Late Monday afternoon I was unloading the Family Truckster after a trip to our small town grocery store. There was a movement behind me and I turned in time to see a cat leap out of the thick hedge of battered Caragana beside the driveway. The cat was a brown tabby and was shrieking in a most pitiful way. I saw the tuft between the ears. Sansa.
I scooped her up. She struggled a little because she was traumatized but she stopped caterwauling as I went up the back steps. By the time I was inside the door her sides were heaving with purring. The cat smelled of dust, machinery, and motor oil. She had been trapped in a building or shed for a week. She must have gotten water in some way but she had lost a lot of weight. And now she was home.

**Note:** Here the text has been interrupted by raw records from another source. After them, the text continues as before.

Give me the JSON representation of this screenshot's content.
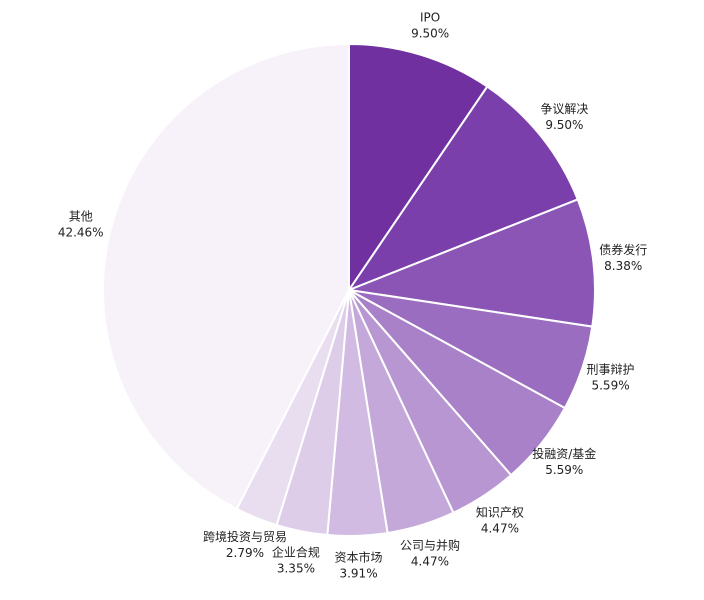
{
  "chart_data": {
    "type": "pie",
    "categories": [
      "IPO",
      "争议解决",
      "债券发行",
      "刑事辩护",
      "投融资/基金",
      "知识产权",
      "公司与并购",
      "资本市场",
      "企业合规",
      "跨境投资与贸易",
      "其他"
    ],
    "values": [
      9.5,
      9.5,
      8.38,
      5.59,
      5.59,
      4.47,
      4.47,
      3.91,
      3.35,
      2.79,
      42.46
    ],
    "value_labels": [
      "9.50%",
      "9.50%",
      "8.38%",
      "5.59%",
      "5.59%",
      "4.47%",
      "4.47%",
      "3.91%",
      "3.35%",
      "2.79%",
      "42.46%"
    ],
    "colors": [
      "#7030a0",
      "#7b3fab",
      "#8a55b5",
      "#9a6dc0",
      "#a981c9",
      "#b796d2",
      "#c4a8da",
      "#d1bbe2",
      "#ddcde9",
      "#e8def0",
      "#f7f2fa"
    ]
  }
}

Carjo was in bed, nursing a toothache. I brought Sansa into the bedroom and for a second she wasn’t sure which cat I was bringing in. It took a few minutes for it to sink in. Hell, I was holding her and it was just sinking in.
After a joyful reunion with her mama, Sansa ate and drank, stomped around the house purring, asked to go back out and then rolled in the driveway. She was savoring freedom. She came back inside. She went out again to stampede across the lawn. By sundown she settled down and crashed on the loveseat beside Carjo. When we were getting ready for bed she went into the bedroom and was asleep before we got into bed. She laid between us for half the night and then left the bed, probably for a snack. She came back and settled next to Carjo, sleeping safe and sound.
Today she’s been in and out. It might take her awhile to get back to her fighting weight but she’s working on it. Her “sister” Arya appears quite relieved and is keeping a close eye on her. The house is back to normal. And now I can tell the tale.